In Myanmar, Christians are targeted and killed.  The conflict between the government and the Karen and other ethnic groups such as the Karenni, Mon and Shan is considered to be the longest-running civil war in the world.

CFI’s Jim Jacobson is a wanted man in Myanmar.  He and Bluetree chose a time when the riverbeds dry up to slip into Myanmar. They brought food, clothing, Bibles and whiskey–to bribe the militia that, according to Boyd, threaten to burn down Christian villages and kill the men.

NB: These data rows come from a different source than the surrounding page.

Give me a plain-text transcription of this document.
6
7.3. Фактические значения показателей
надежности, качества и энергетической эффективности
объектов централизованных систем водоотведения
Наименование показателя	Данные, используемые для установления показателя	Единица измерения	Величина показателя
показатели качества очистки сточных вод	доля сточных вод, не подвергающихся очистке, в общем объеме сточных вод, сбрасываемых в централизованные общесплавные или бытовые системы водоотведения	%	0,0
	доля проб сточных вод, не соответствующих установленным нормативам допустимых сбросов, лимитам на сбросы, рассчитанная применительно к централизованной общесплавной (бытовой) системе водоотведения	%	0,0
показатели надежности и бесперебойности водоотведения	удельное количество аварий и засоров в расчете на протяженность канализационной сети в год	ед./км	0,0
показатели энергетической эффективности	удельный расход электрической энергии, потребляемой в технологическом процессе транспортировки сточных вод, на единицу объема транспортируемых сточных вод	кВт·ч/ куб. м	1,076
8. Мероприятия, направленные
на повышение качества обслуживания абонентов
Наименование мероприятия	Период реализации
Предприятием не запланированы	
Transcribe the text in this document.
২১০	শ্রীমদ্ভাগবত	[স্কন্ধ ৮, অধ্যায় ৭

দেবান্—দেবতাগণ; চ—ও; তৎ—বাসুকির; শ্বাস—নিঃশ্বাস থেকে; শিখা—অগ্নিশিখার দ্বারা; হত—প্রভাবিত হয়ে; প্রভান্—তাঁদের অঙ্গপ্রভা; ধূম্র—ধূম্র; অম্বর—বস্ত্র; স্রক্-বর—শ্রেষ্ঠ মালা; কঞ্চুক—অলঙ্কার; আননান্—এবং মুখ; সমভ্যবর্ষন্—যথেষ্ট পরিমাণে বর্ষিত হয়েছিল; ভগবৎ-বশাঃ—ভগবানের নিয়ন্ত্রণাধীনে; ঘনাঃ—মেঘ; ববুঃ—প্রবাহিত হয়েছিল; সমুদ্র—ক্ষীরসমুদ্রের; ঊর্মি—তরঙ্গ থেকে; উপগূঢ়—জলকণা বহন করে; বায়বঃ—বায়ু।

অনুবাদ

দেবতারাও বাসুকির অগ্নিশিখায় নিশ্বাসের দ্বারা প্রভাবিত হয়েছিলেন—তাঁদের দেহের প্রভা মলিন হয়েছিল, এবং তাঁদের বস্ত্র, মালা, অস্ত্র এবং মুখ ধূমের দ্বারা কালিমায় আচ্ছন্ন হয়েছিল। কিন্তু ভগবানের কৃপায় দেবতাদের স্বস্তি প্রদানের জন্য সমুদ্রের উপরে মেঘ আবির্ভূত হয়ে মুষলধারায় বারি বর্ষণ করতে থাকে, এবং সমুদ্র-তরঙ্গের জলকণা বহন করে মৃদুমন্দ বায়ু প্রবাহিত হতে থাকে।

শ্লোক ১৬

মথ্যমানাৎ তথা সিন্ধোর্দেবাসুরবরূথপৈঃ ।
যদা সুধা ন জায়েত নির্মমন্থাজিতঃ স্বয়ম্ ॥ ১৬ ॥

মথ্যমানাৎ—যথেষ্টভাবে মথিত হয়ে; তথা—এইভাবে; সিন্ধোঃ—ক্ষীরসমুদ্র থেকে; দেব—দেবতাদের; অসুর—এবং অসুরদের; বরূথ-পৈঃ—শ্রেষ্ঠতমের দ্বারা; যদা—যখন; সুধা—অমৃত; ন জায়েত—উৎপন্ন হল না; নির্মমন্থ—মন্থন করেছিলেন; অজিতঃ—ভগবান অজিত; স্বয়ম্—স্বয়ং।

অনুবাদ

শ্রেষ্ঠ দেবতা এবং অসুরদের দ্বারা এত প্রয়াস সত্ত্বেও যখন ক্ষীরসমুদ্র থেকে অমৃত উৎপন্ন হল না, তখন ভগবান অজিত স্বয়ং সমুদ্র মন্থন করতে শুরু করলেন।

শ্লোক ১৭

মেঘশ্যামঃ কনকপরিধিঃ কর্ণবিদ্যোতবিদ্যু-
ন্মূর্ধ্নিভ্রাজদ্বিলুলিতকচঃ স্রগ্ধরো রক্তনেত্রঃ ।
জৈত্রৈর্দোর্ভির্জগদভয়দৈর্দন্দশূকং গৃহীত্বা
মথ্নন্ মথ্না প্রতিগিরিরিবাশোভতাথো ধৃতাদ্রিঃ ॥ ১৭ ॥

They gave the Democratic Karen Buddhist Army (DKBA) the booze and food in exchange for access to a refugee camp where Bluetree sang and listened to the children sing some songs, Boyd told CNN.

They could only stay a few hours, lest the Myanmar army detect them, label them as spies and execute them.  But the DKBA general who had allowed their safe passage asked them to come up to his office and demanded that they sing for him, CNN reported.

“They didn’t ask politely,” Boyd said.  They were on a balcony and even before they could sing, members of the Myanmar army saw them, and the screaming match between the generals occurred.

Boyd believes the DKBA general offered the army troops part of the bribe to dissuade the military regime’s general.  Later the general even showed Jacobson the school where his troops’ children were being educated, according to CNN.

The general “asked Jim for his help in bringing up his kids,” Boyd said. ”This, from a guy whose mission in life is to kill Christians,” CNN reported.

Jacobson and the band members left as quickly as possible, driving the five hours back to Thailand in silence.

The trip was recorded and will be released in July as a DVD documentary, Boyd said. An audio recording of the Karen children is also an added track to a live album the band recorded in Belfast in March.